The other big news is that now, the V8 F-Type is all-wheel drive only. (There’s a manual version now too, but for the rear-drive V6 models only. I have no complaints about the ZF 8-speed auto but I’m extremely curious what this car is like with a stick. Andrew Collins says it’s more fun, which is not surprising.) I feared that this would somehow diminish the character of a car I came to love last year. It didn’t.
It’s still sublimely agile, even tail-happy at times, delightfully free of the Audi-style understeer I worried would dampen its abilities. Jaguar made this thing behave like a rear-wheel drive car most of the time and god bless them for it.
Notice I said “most of the time.” With all-wheel drive the F-Type now launches without any sort of tire-screeching furor. Put your foot down, and it just… goes. Almost terrifyingly so, like a missile. There’s a little less drama to its acceleration now, and I do miss some of that.
You can get your dramatic fix by hitting the active exhaust button (the “Ear-Splitting Psycho Asshole Mode” button, as I liked to call it) and summoning up all the tremendous aural force the F-Type has to offer.
It doesn’t have an exhaust note, per se, so much as it sounds like you’ve recited an incantation that calls forth a horde of shrieking, howling, cackling demons upon the world to devour the souls of your fellow motorists in horrific fashion. In addition to being one of best-looking cars on the road, it’s also among the best-sounding.
All these things — the noise, the power, the looks, the lack of extra seats except for one other human being if you want — are what make the F-Type so satisfying to drive. This goes back to that concept I mentioned earlier: automotive therapy.
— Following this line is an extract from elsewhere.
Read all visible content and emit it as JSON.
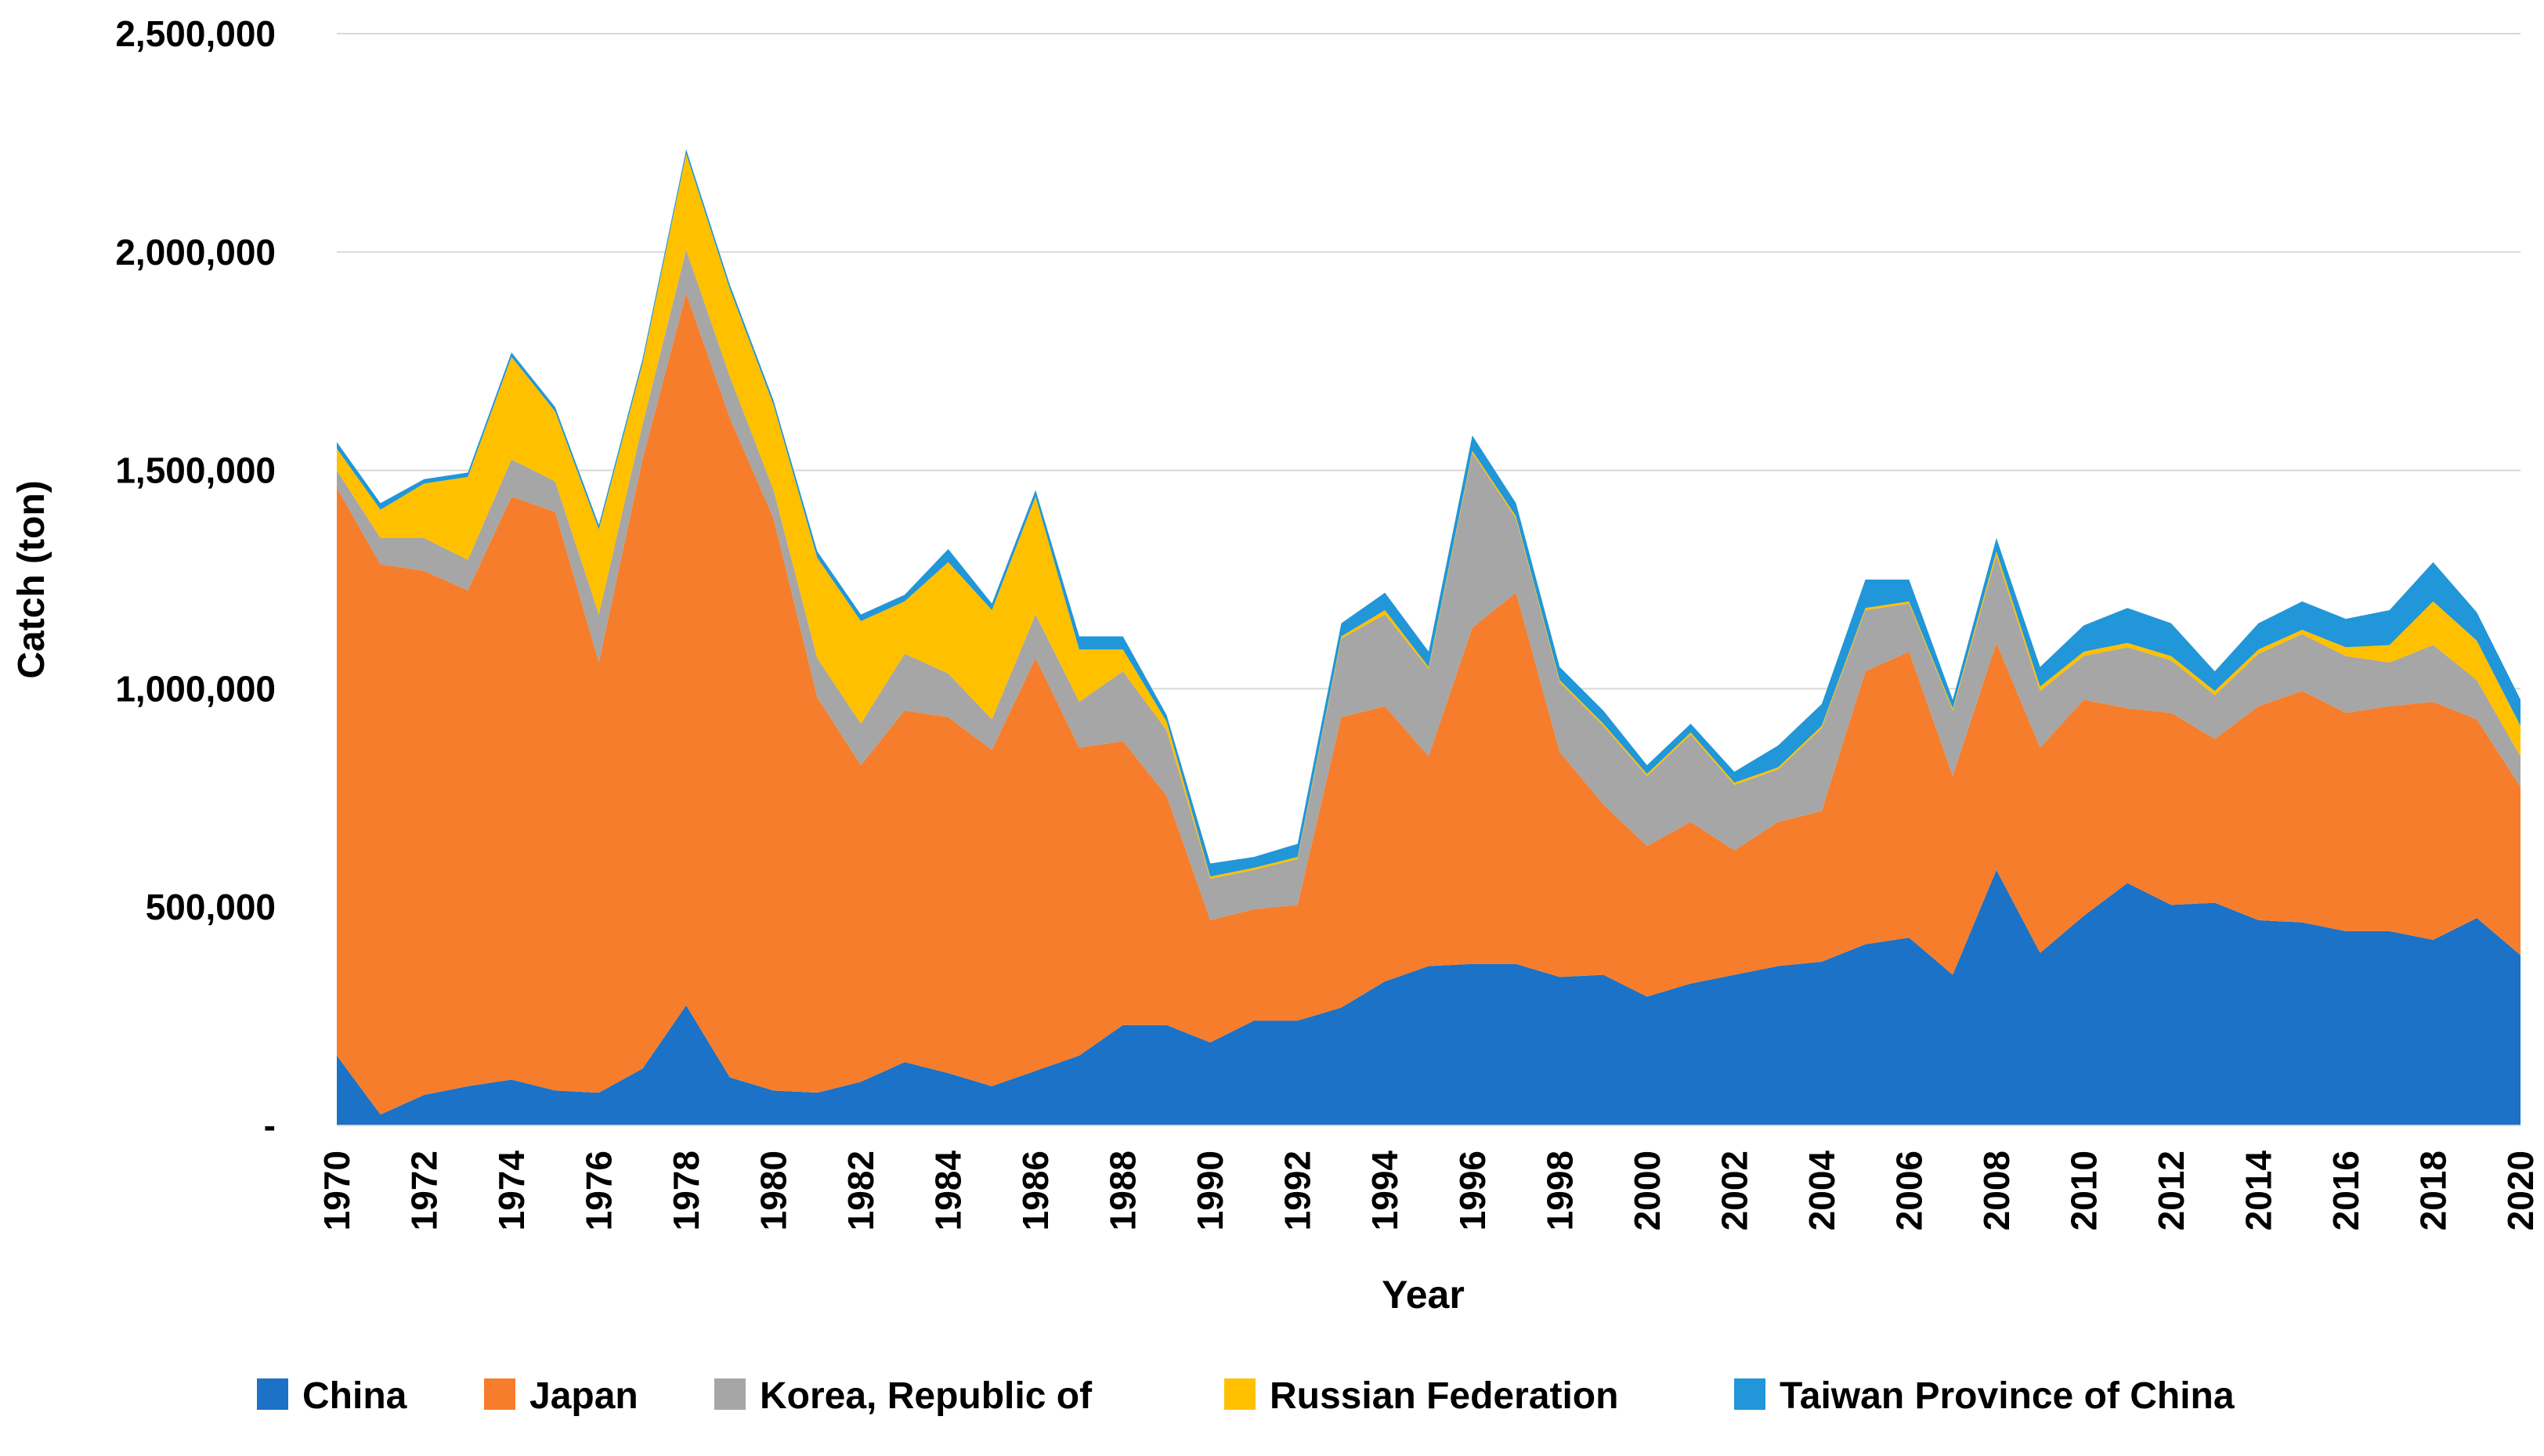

Maybe it’s stress at work, or long-running bullshit with a friend or a family member, or just the generalized irritations that come with everyday life. A good, wide open road free of distractions or other cars or police radar with an F-Type R is better than any pills your doctor can prescribe. Doing it in a fast, two-seat sports car with the top down just makes it happen in ways that a fast sedan or SUV never really can, no matter how hard they try.
Nobody else, no outside interference, just you and the car. Being selfish is good here. Do something for yourself. You’ll live longer, maybe.
The downside is that all that automotive therapy, like most therapy, comes with a hefty price tag. Options like blind spot monitoring (which quit working halfway through every drive — what, you expect a Jag to work right all the time?) brought this car to a staggering $120,395.
You, the astute reader, will note that that’s almost the price of two Corvette Stingrays, a car that’s as good as or better than the F-Type in pretty much every single way. But that’s a loaded F-Type, and similar kicks can easily be had with lesser models. I know this because I’ve done it. And if nothing else, the F-Type makes a case for the relevance of the modern pure sports car.
It may even be the future of human-driven driving. It’s the one thing that doesn’t fit into the world of autonomous taxi-pods the tech world’s thought leaders think we should all be riding around in within a few years, or decades. One can easily see the value in an autonomous sedan, or an autonomous sport utility vehicle, an autonomous minivan… but an autonomous sports car? What’s the point?
The world can have their autonomous pods, but if the future has sports cars like the F-Type in it, I won’t mind much. That’s where I will be.